Par contre, il est très risqué d’adapter trop tôt une nouvelle technologie. Tout logiciel peut ne pas avoir été testé suffisamment ni être fiable complètement, ou encore, la compagnie soutenant cette nouvelle technologie peut faire faillite. Les étudiantes et étudiants ne sont pas des cobayes et, pour eux, le service fiable et durable est plus important que le faste et le prestige d’une technologie qui n’a pas été éprouvée. Il vaut mieux attendre au moins un an afin que les nouveaux logiciels ou applis aient été mis à l’épreuve entièrement dans des essais généraux avant de les adopter pour l’enseignement. Il est sage de ne pas foncer à toute allure pour acheter la plus récente mise à jour d’un logiciel ou un tout nouveau produit et d’attendre plutôt que les bogues aient été réglés. Et si vous prévoyez d’utiliser une nouvelle appli ou technologie qui n’est pas soutenue en général par l’établissement d’enseignement, il faut vérifier d’abord auprès du service des TI pour vous assurer qu’il n’y a pas de problèmes en matière de sécurité, de confidentialité ou de bande passante institutionnelles. Il est donc préférable d’être à la pointe du progrès tout juste derrière la première vague d’innovation, plutôt qu’être à l’avant-garde.
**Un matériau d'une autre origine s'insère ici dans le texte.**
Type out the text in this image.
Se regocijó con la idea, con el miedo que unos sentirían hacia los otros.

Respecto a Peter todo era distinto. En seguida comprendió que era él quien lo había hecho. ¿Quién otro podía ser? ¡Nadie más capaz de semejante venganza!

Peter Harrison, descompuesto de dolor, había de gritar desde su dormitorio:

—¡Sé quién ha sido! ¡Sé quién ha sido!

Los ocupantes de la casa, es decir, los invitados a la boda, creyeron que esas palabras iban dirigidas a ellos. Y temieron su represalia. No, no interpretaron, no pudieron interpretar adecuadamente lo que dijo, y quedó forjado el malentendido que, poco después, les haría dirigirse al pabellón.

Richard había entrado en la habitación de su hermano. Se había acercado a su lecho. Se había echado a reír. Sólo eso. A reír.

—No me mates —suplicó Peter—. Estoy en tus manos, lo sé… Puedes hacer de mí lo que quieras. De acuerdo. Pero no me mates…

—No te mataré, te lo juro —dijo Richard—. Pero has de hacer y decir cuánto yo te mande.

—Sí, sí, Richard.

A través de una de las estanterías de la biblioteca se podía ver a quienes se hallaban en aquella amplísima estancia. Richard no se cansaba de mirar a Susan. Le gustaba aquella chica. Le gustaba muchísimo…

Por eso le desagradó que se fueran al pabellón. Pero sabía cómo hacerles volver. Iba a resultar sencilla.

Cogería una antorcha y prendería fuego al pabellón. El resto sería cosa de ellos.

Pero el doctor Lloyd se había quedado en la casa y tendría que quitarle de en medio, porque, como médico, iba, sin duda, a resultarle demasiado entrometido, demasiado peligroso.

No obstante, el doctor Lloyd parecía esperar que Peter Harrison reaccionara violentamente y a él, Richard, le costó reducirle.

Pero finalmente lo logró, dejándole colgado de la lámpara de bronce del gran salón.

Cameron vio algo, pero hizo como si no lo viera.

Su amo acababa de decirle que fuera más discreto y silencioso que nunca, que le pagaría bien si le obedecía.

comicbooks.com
Une des particularités de l’apprentissage en ligne est que son utilisation de pointe tend à se produire hors des heures normales de bureau. En conséquence, il est vraiment important que vos matériels de cours soient intégrés dans un serveur fiable ayant la fiabilité d’un accès haute vitesse tous les jours 24 heures sur 24 avec une sauvegarde automatique sur un serveur séparé autonome, qui est installé dans un autre édifice. Idéalement, les serveurs devraient être placés dans une zone sécurisée (p. ex., avec un approvisionnement en électricité d’urgence) bénéficiant d’un soutien technique 24 heures sur 24. Cela implique probablement de mettre en place vos serveurs avec un service central des TI ou « dans le nuage » et signifie qu’il est encore plus important de garantir que les matériels sont sauvegardés en tout temps d’une façon sure et autonome.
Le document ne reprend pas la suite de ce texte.